Opera

Süddeutsche Zeitung, 05. December 2002
Auf der Mozart-Baustelle

Manfred Trojahns neue Rezitative für den "Tito" in Amsterdam

Die einen entzückt es als musikalisches Meisterwerk, die anderen verschreckt es als gestelzt lederner Bühnenkränkling, dem das höfische Opera-Seria-Korsett die Luft abschnürt: Mozarts vorletzte Oper, "La clemenza di Tito". Mozarts Schüler Süßmayr soll die Secco-Rezitative komponiert haben, in fieberhafter Eile kurz vor der Uraufführung dieser Krönungsoper für Leopold II. in Prag. Steif und undramatisch sind diese Rezitative, sie bringen die Handlung eher ins Stocken. Heute lässt man sie manchmal weg, weil Versuche, sie zu ändern oder zu ersetzen, unbefriedigend blieben. Einschneidenderes wurde jetzt an der Nederlandse Opera Amsterdam gewagt: Der Komponist Manfred Trojahn hat die Rezitative neu geschrieben.

Für die Wahl Trojahns dürfte gesprochen haben, dass er zu jenen gehört, die vom reinen Fortschrittsglauben in der Musik nie viel hielten. In "Tito" ersetzt er die asketisch dünne Basso-Continuo-Begleitung durchs Orchester, aus dem er immer wieder einzelne Instrumentalgruppen heraustreten lässt. Gespenstisch dahinjagende Cembalo-Schraffuren, an Ligetis "Continuum" erinnernd, werden zur wiederkehrenden Chiffre des nahenden Untergangs, stimmungsverdichtende Bläserfiguren lösen sich in einfache, friedvolle Kantilenen auf.

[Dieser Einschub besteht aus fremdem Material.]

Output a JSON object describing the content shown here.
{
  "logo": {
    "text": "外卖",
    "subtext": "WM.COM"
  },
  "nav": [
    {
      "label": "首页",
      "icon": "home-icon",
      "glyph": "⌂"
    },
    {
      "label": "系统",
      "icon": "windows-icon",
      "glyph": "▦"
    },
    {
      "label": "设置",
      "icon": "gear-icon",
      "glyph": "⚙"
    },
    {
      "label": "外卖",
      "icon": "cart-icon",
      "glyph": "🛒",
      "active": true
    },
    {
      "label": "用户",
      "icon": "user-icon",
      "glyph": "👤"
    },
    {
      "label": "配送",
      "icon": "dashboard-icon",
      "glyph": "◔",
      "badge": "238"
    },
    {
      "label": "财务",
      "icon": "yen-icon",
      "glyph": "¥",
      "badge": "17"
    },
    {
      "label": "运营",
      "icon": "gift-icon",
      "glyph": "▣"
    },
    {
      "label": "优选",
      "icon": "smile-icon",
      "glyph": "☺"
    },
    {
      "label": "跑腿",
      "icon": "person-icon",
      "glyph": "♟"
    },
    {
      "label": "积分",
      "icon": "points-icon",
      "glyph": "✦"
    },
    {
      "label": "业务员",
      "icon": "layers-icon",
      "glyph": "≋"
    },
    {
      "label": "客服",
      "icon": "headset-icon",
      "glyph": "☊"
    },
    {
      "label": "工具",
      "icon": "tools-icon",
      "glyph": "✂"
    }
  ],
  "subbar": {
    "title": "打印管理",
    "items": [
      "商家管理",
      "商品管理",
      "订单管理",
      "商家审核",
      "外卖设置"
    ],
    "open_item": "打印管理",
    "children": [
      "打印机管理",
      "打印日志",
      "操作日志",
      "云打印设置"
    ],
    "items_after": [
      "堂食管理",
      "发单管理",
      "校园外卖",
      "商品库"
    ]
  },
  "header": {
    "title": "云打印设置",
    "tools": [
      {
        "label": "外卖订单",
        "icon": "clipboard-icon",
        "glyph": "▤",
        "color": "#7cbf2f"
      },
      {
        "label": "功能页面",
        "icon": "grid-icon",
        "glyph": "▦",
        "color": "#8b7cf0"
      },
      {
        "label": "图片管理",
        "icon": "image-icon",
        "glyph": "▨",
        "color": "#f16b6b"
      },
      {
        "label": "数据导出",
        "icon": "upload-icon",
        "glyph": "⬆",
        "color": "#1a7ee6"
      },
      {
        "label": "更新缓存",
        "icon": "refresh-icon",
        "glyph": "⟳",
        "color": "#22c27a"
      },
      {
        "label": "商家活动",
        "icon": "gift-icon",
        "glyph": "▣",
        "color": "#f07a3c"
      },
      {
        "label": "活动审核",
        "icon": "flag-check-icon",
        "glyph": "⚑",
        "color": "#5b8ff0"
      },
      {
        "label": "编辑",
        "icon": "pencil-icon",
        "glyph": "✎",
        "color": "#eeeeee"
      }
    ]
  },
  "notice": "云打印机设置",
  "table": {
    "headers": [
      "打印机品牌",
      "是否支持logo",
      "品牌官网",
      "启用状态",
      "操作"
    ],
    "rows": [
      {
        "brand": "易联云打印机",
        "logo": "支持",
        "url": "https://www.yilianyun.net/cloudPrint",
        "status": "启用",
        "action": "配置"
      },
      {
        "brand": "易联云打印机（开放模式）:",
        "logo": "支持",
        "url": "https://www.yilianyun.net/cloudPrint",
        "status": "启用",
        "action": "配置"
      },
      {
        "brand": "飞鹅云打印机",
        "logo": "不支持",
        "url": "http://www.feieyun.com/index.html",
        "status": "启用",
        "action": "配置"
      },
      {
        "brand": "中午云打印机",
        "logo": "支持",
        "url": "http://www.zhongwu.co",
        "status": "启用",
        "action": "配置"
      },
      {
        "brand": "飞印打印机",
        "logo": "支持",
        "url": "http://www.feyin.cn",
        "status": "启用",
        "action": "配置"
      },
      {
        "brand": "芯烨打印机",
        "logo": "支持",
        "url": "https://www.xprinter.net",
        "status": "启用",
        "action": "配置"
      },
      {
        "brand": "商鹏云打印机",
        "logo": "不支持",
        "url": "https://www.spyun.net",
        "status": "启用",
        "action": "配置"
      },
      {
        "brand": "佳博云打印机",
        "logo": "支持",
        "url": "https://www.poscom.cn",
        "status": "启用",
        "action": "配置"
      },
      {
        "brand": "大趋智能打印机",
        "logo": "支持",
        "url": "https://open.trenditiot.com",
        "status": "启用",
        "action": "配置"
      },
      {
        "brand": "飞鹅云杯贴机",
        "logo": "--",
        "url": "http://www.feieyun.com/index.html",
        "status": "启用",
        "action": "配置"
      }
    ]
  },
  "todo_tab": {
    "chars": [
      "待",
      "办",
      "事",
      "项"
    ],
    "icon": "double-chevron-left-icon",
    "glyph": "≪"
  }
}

Musiktheaterwirksam ist das durchaus, zumal ins Erzählerische stets auch Klangpsychologisches einsickert. Trojahn verbindet handwerklich geschickt Vergangenheit mit Gegenwart, da findet sich Barockes, ein vorüberhuschendes Bild aus Mussorgskys "Ausstellung", die Motorik eines Schostakowitsch und sogar die Demonstration, dass Trojahn wie Britten Zwölftonmusik schreiben kann, die tonal klingt. So kann er Schnittschärfen zwischen Rezitativ und Arie aufweichen und das stilistische Spannungsgefälle für die Sängern verringern, auch wenn er insgesamt zu einer dekorativen Nervosität tendiert. Trotzdem bleibt die Kontrastwirkung zwischen alt und neu, Arien und Rezitativen. Konfrontation ist gewollt, weil sie in ihrer Zweideutigkeit Spannung und Bewegung schafft, weil sie Anspannung, Druck und Zerrissenheit der auf uns fremd wirkenden Figuren einer fernen Römer-Intrige vergegenwärtigt. Zuweilen aber erzeugt der äußerlich veranlasste Wechsel zwischen zwei Idiomen eine falsche Bedeutsamkeit von Geheimnis, Abgründigkeit.

Dass diese Doppelleben-Menschen, die da nun in zwei Musiksprachen denken und fühlen, gleichwohl überzeugen und fesseln, verdankt sich entschieden der Regie von Pierre Audi und der in eine vage Zukunft verlegten Bühnenszenerie von Jan Versweyveld. Da finden sich luftig in Raum und Höhe verteilte Bauklotz-Stelzencontainerhäuschen, die das sich lockernde Seria- Gefüge von Mozarts Werk genauso versinnbildlichen wie diese neue Version. Zentrum ist die atemberaubende Vesselina Kasarova als verführter junger Sesto sowie das ins Bühnenzentrum gerückte, auf große Orchesterstärke aufgestockte Nederlands Kamerorkest, brillant dirigiert von Hartmut Haenchen, der dem Mozart-Trojahn-"Titus" den leuchtenden Zukunftshorizont schenkt.